Typically when making something by hand, I plan carefully. I follow a pattern and think hard about how I want it to look and what colors or materials I will use. This blanket was a huge departure for me. I mostly used yarn that I already had, and I did not preplan the size of my granny squares or how they would fit together. Instead of being uniform in size, they are random, and there is even one rectangle that I made to fill in a hole.
I basically went into this project without a clue. As a hyper-planner—or, let’s face it, as a control freak—this felt risky and slightly frightening. I had no idea how it would turn out. Would I even be able to fit these jigsaw pieces of a blanket together? Would I give up and stash it in the attic with the half-done quilt and the advent calendar? And how would these random colors look together? I had no vision in mind. Don’t all the great leaders say you must have a vision if you want to get somewhere?
In the end, I let me daughter be the judge. The blanket was intended for her, after all.

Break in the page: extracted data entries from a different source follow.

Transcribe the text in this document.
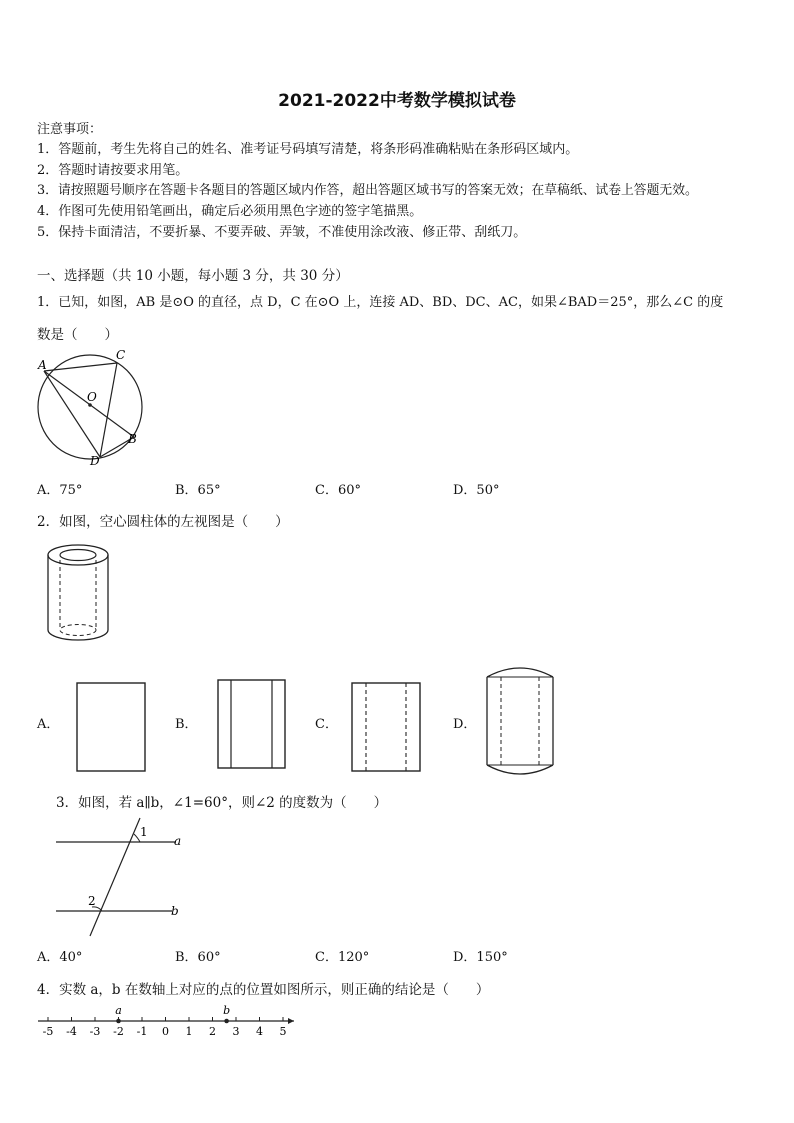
2021-2022中考数学模拟试卷
注意事项：
1．答题前，考生先将自己的姓名、准考证号码填写清楚，将条形码准确粘贴在条形码区域内。
2．答题时请按要求用笔。
3．请按照题号顺序在答题卡各题目的答题区域内作答，超出答题区域书写的答案无效；在草稿纸、试卷上答题无效。
4．作图可先使用铅笔画出，确定后必须用黑色字迹的签字笔描黑。
5．保持卡面清洁，不要折暴、不要弄破、弄皱，不准使用涂改液、修正带、刮纸刀。
一、选择题（共 10 小题，每小题 3 分，共 30 分）
1．已知，如图，AB 是⊙O 的直径，点 D，C 在⊙O 上，连接 AD、BD、DC、AC，如果∠BAD＝25°，那么∠C 的度
数是（　　）
A
C
O
B
D
A．75°	B．65°	C．60°	D．50°
2．如图，空心圆柱体的左视图是（　　）
A．	B．	C．	D．
3．如图，若 a∥b，∠1=60°，则∠2 的度数为（　　）
1
2
a
b
A．40°	B．60°	C．120°	D．150°
4．实数 a，b 在数轴上对应的点的位置如图所示，则正确的结论是（　　）
-5 -4 -3 -2 -1 0 1 2 3 4 5
a	b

You never know how someone will respond to a homemade gift. Will she smile politely and then tuck it in the back of her closet? Will she dutifully display it in her room when I’m around, but then stuff it under the bed when friends are over? I figured out the answer to those questions by working on the afghan in front of Josie without telling her it was meant for her. If she liked it, great. If she didn’t, no problem. I’d keep it myself.
But she liked it. She liked it a lot, and so did Eliza, who I’ve already promised will get her own afghan when she graduates from high school.
I admit I do like the idea of a piece of home sitting with my daughters in their college dorm rooms. It will be a reminder of where they come from and who they are. A reminder that they are loved. And I hope it will remind them to take more risks. To just wing it every now and then. There is a lot of energy wasted in trying to control outcomes. I hope they can figure that out a lot earlier than their old ma.